Another trap: neglecting to update internal links after migration. Even with redirects, if your internal linking heavily points to old HTTP URLs, you waste crawl budget and slow down indexing. A good reflex is to generate a clean XML sitemap referencing exclusively the canonical HTTPS URLs.

These technical optimizations require a detailed analysis of server configuration and a deep understanding of your site's architecture. If you identify complex inconsistencies or a history of multiple migrations, the assistance of a specialized SEO agency can secure the transition and avoid losses in organic traffic during consolidation.

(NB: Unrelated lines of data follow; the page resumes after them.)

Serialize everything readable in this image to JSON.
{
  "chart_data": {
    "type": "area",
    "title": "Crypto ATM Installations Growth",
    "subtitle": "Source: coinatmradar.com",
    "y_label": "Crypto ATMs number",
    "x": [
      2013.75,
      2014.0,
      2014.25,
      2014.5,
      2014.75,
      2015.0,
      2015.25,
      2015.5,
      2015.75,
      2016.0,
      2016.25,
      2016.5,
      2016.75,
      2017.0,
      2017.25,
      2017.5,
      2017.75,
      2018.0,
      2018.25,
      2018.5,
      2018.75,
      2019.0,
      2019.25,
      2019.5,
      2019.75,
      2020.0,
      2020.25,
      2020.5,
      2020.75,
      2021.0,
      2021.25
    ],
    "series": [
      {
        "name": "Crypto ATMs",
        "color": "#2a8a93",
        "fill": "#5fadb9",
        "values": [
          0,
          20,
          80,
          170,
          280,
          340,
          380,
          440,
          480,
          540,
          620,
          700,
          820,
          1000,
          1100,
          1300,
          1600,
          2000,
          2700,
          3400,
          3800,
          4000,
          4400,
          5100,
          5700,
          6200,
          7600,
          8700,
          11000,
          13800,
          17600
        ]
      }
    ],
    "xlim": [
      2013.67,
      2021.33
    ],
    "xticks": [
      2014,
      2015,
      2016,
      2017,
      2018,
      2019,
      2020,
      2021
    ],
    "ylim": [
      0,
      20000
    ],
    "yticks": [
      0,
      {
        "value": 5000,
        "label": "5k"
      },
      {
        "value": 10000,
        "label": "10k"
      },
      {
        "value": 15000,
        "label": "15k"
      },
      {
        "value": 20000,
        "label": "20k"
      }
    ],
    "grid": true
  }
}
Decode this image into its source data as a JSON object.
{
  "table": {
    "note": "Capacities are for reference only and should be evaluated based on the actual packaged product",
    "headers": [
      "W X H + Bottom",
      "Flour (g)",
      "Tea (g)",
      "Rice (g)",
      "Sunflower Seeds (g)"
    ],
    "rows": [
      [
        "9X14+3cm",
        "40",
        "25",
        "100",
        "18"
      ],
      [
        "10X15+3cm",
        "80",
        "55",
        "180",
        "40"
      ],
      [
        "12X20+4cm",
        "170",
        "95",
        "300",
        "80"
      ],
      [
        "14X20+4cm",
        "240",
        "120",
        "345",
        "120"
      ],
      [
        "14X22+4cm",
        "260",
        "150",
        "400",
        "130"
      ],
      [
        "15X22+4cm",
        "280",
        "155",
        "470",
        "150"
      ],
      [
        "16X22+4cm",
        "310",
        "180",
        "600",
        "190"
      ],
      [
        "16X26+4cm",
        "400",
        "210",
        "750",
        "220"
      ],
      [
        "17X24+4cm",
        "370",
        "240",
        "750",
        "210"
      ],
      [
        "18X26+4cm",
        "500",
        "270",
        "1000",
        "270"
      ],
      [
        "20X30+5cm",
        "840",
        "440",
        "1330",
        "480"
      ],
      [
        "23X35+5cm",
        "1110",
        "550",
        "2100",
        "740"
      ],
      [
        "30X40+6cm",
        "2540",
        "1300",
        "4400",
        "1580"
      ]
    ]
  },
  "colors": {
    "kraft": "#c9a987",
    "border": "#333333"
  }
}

  • Crawl the entire site to identify still accessible HTTP URLs
  • Analyze the backlink profile and quantify the proportion of HTTP vs HTTPS links
  • Configure permanent 301 redirects at the server level while preserving URL structure
  • Eliminate redirect chains longer than 2 hops
  • Update all internal links to point directly to HTTPS
  • Submit a clean XML sitemap referencing only the canonical HTTPS URLs
Google's directive on HTTP to HTTPS redirection highlights a fundamental often overlooked: the consistency of the backlink profile directly impacts the transmission of PageRank. A rigorous, tested, and validated technical migration across all use cases allows for the consolidation of dispersed authority and optimization of crawl budget. Prioritize this correction if your audit reveals significant fragmentation of incoming links.

❓ Frequently Asked Questions

Les redirections 301 HTTP vers HTTPS font-elles perdre du PageRank ?
Les redirections 301 transmettent entre 90 et 99% de l'équité des liens selon les observations terrain, donc une perte minime. En revanche, l'absence de redirection dilue le PageRank entre deux versions distinctes, ce qui pénalise davantage.
Faut-il corriger les backlinks HTTP à la source ou suffit-il de rediriger ?
La redirection 301 suffit techniquement, mais corriger les backlinks stratégiques à la source (partenaires, sites d'autorité) élimine un saut de redirection et optimise la transmission de PageRank. Priorisez les 20% de liens qui génèrent 80% de l'autorité.
Comment vérifier que toutes les pages HTTP redirigent correctement ?
Utilisez Screaming Frog en mode Spider pour crawler votre site en forçant le protocole HTTP. Exportez ensuite toutes les URL avec code de statut différent de 301 et destination HTTPS. Vérifiez également les chaînes de redirections qui dépassent 2 sauts.
Que faire si certains backlinks HTTP proviennent de sites inaccessibles pour correction ?
Conservez les redirections 301 permanentes même pour ces liens historiques. Google suivra la redirection indéfiniment. Ne supprimez jamais une redirection tant que des backlinks actifs pointent vers l'ancienne URL, même après plusieurs années.
La balise canonical peut-elle remplacer la redirection 301 pour consolider HTTP et HTTPS ?
Non, la balise canonical est un signal faible que Google peut ignorer, et elle n'empêche pas l'indexation des deux versions ni la fragmentation des backlinks. Seule la redirection 301 garantit une consolidation technique et une transmission optimale du PageRank.